Ik heb de link even bekeken en de prijs van het boek moet geen probleem vormen. Over mijn SPL-Hoorn, het klopt dat hij is ontworpen met 3 conische delen. Ik zal vanavond eens kijken in hoeverre die conische delen een exponentiele hoorn benaderen. Is het ook nog een vereiste om meer delen te maken om dichter in de buurt van een exponentiele hoorn te komen?

En kun je ook niet een klein beetje verantwoorden waarom je voor een exponentiele hoorn zou moeten gaan?

En hoe zit dat dan met de simulatie uitkomsten die je krijgt met bijv. Hornresp met een conische hoorn? Is deze incorrect of zijn er nog andere aspecten die je met de simulatie niet tegenkomt maar die je wel gaat merken bij een conische hoorn?

----------


## Contour

Jammer dat het Hornresp invoerscherm er niet meer staat en dat de meeste maten niet meer zijn aangegeven, nu kan ik niet meer echt naar eventuele foutjes speuren.

3 konische delen achter elkaar daarmee kun je exponentieel prima benaderen. Konisch heeft doorgaans een wat lager rendement rond de grensfrequentie (voor hetzelfde aantal liters hoorn) Neem je gelijke Ah en Am dan zal konisch misschien zelfs beter zijn maar dat is dan omdat die konische hoorn veel meer liters lucht in zich heeft.

MVG Contour

----------


## dokter dB

ja precies, de golflengtes zijn groot dus dan gaat die 3 konische delen benadering prima. 
Met hooghoorns: de driver exit is heel klein tov de hoornmond, en daarom werkt het op een bepaalde frequentie niet goed meer, met een knik word dat dan opgelost. Die knik verbetert dus de openingshoek/response van het bovenste gedeelte (b.v. 7kHz en hoger). 
De gevraagde bandbreedte bij een hooghoorn is ook enorm, bijna 4 oktaven, een laaghoorn maar ongeveer 2...

----------


## mbottens

Sorry jongens mijn fout, ik wil graag reacties alleen dan zal ik vanavond direct even een update plaatsen inclusief hornresp en maten.

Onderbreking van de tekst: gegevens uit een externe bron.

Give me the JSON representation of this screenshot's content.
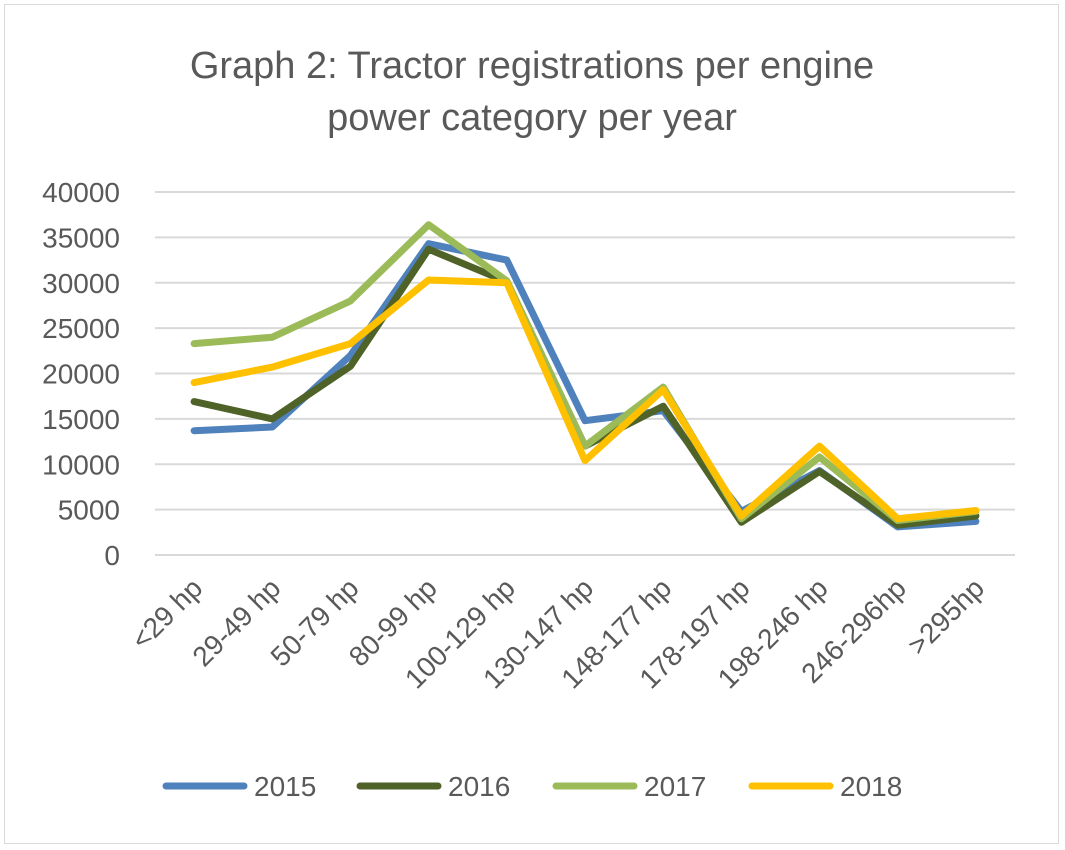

Misschien is het wel leuk om nog even door te vergaderen over conisch en exponentieel. Ik kreeg met 3 conische delen namelijk wel een mooier resultaat.

Groeten en nogmaals excuses

----------


## )jeroen(

Over die 4x10"-ers, Eminence heeft nu ook (al wel een tijdje) een 10" lab uit.

----------


## mbottens

ik heb met de volgende formule eens berekend hoe bij mijn kast het exponentiele verloop zou moeten verlopen. Dit is de formule:





> citaat:Voor een exponentiele hoorn geldt:
> 
> A(x) = A(h) * e^(k * x )
> 
> Hier is:
> 
> A(x) = het oppervlak op een afstand x van de hals
> A(h) = halsoppervlak
> k = hoornkonstante
> ...



Mijn invoer gegevens zijn: Hoornmond 5600cm^2, Hals 900cm^2 lengte van Hals tot Hoornmond 210cm. eerste knikpunt 125cm, tweede knikpunt 125+53= 178cm en derde knikpunt 125+53+32= 210cm.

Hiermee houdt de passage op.